Does pageable memory have higher memory consumption than pinned memory?

As articles say, pageable memory incurs 2 copies: 1) from pagable memory to pinned memory 2) from pinned memory to a device.
Since pageable memory means there are pinned pages as well (as intermediary) does it mean that (using pagable memory) consumes double of what just pinned allocation would consume? Thanks!

When transferring data from / to pageable memory, a relatively small fixed-size pinned-memory buffer allocated by the CUDA driver is used to facilitate DMA transfers. So larger transfers will be broken up into multiple chunks by the driver. It is reasonable to expect that the size of this buffer can and does change with driver version. Last time I tried to determine its size through microbenchmarking several years ago I think I found that it was 4 MB in size, but my memory is vague.


Is it just one pinned buffer that allocated/deallocated only once? Or the driver needs to allocate as many pinned pages as there are host pages to copy?

As far as I know, a single buffer allocated once. But I haven’t tested an exhaustive list of scenarios. Maybe it is one buffer per GPU, or two buffers per GPU, one per transfer direction (since PCIe is a full duplex interconnect). In any event, a small fixed amount of buffer space allocated by the driver and used for the lifetime of the driver until it gets unloaded.
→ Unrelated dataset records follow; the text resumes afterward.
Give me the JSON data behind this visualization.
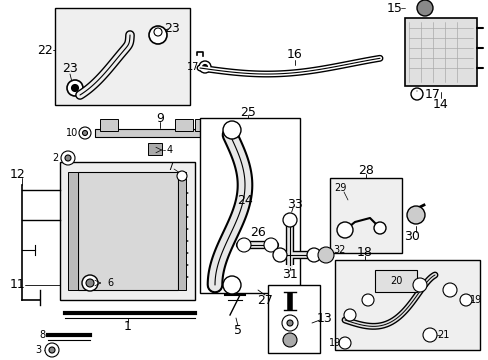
{
  "bg_color": "#ffffff",
  "fig_width": 4.89,
  "fig_height": 3.6,
  "dpi": 100,
  "line_color": "#000000",
  "inset_bg": "#efefef",
  "white": "#ffffff",
  "gray1": "#aaaaaa",
  "gray2": "#888888",
  "gray3": "#cccccc",
  "fs_num": 9,
  "fs_small": 7,
  "fs_tiny": 6
}
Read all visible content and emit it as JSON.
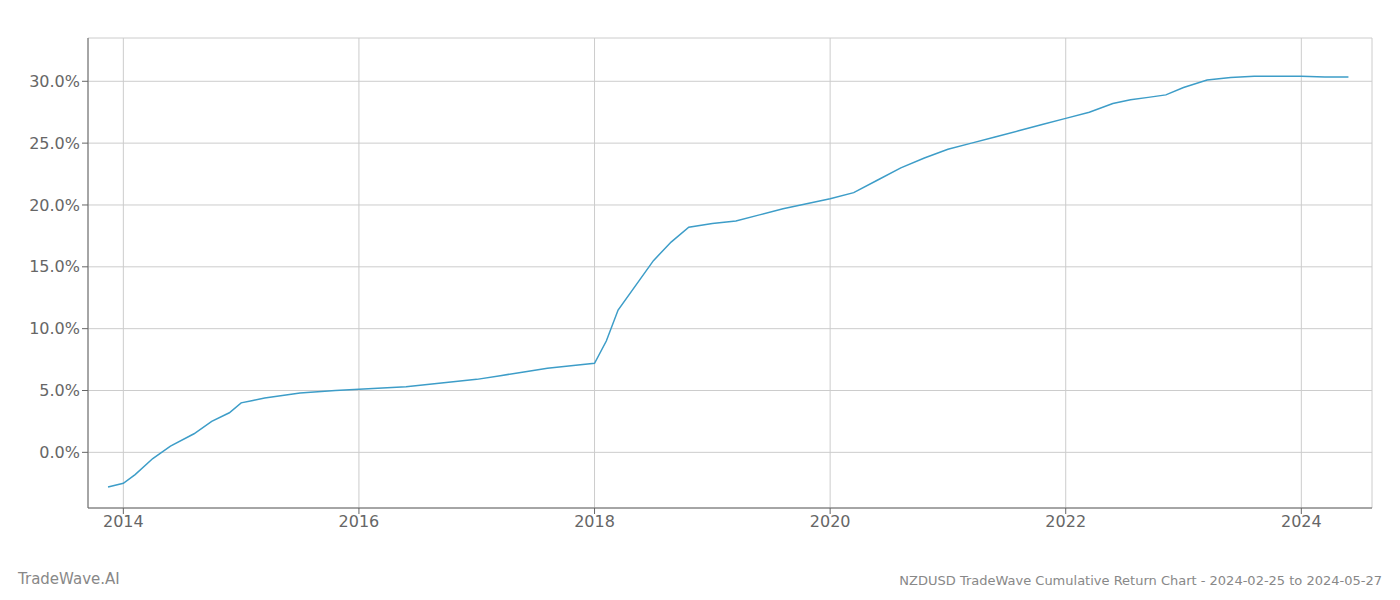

Use cases differ, but as long as the host system has a sufficient amount of bandwidth, the performance benefit from using pinned memory instead of pageable memory is quite moderate. This used to be different in the past, when some system memories could barely keep up with a single PCIe gen3 x16 connection operating at full speed.

Since modern operating systems are built around paging, pinning allocations is somewhat anathema to them, so my approach is to use simple pageable memory unless the use of pinned memory is essential to meet performance objectives.